Reading the tea leaves, it seemed pretty clear that the San Jose Earthquakes and Reno 1868 FC would not be renewing their partnership in 2021, but Reno went a step further on Monday, announcing they were ceasing operations, effective immediately.
The news came completely out of the blue, after Reno had reached the playoffs for a fourth consecutive year and with head coach Ian Russell earning co-USL Championship coach of the Year honors for 2020.

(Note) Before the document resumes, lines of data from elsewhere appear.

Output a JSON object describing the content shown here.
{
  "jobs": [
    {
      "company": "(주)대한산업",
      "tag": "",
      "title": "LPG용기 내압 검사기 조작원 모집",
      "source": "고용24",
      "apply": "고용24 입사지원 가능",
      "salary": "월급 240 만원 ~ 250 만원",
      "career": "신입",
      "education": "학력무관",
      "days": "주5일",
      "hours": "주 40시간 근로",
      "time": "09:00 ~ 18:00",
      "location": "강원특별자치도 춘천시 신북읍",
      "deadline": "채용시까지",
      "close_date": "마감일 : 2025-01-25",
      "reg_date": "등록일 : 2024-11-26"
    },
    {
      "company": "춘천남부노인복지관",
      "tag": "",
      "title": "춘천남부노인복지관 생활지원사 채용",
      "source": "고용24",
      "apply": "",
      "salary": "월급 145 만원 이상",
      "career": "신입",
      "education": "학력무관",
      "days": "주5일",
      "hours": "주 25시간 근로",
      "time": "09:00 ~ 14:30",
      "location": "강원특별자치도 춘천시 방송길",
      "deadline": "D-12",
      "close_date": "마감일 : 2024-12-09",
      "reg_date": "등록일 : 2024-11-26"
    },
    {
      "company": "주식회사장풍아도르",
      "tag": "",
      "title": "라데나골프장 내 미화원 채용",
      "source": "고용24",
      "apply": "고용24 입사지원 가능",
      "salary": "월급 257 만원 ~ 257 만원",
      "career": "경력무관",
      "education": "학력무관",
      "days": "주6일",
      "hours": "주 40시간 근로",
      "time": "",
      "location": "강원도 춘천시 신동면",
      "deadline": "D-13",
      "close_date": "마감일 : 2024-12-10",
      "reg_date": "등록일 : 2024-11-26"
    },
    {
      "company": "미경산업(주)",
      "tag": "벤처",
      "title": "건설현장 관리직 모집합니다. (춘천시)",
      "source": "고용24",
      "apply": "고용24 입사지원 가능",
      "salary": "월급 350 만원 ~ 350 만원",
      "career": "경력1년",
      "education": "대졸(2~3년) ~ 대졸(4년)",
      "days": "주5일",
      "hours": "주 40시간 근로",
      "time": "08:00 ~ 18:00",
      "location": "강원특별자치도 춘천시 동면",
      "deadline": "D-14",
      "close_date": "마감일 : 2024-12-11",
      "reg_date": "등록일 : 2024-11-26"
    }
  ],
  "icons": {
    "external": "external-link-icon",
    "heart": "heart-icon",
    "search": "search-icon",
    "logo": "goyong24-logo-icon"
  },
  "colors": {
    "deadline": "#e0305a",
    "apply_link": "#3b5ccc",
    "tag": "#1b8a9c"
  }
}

“We would like to thank everyone at Reno 1868 FC for their hard work and commitment to success over the past four seasons,” said Earthquakes general manager Jesse Fioranelli in a team statement. “Whether it be developing future First Team players or giving our current First Team players valuable minutes on loan, Reno has greatly impacted and proudly represented the Earthquakes organization. We are currently in the process of reevaluating our player development pathway.”
For their part, Reno 1868 pointed to their inability to build a new soccer-specific stadium, in a coronavirus pandemic economy, as the main reason in shutting down.
San Jose and Reno were one of two “hybrid” affiliations in the MLS-USL partnership, with Reno’s business operations effectively run by the same entity that ran the Reno Aces minor league baseball team, and with the team playing at the baseball stadium throughout their existence. Meanwhile, San Jose purportedly had considerable control over soccer decisions at Reno, although that influence appeared to wax and wane over time. From an Earthquakes perspective, Reno gave a slew of young players an opportunity at sustained playing time, something that would have continued this season, but the coronavirus pandemic meant MLS and USL teams needed to effectively wall themselves off from each other to reduce the risk of a coronavirus outbreak.
Jamon Moore reported after the news broke that Russell technically has a contract with the Earthquakes, but it ends this year. Will he re-up and stay at the organization, or will he move on to a new club, as he will surely be in demand?
But beyond all that, even if the Earthquakes and Reno seemed to be drifting apart naturally, this news is a total shock. And for Reno, 1868 FC seemed like a club building a very good product in a market that could embrace it, but after four seasons, they decided to pull the plug. It’s a business, as they always say, but this is certainly terrible news in the context of American soccer, as a club that seemed to be doing things well still threw in the towel has to be chilling.
Thanks for the memories, Reno 1868 FC.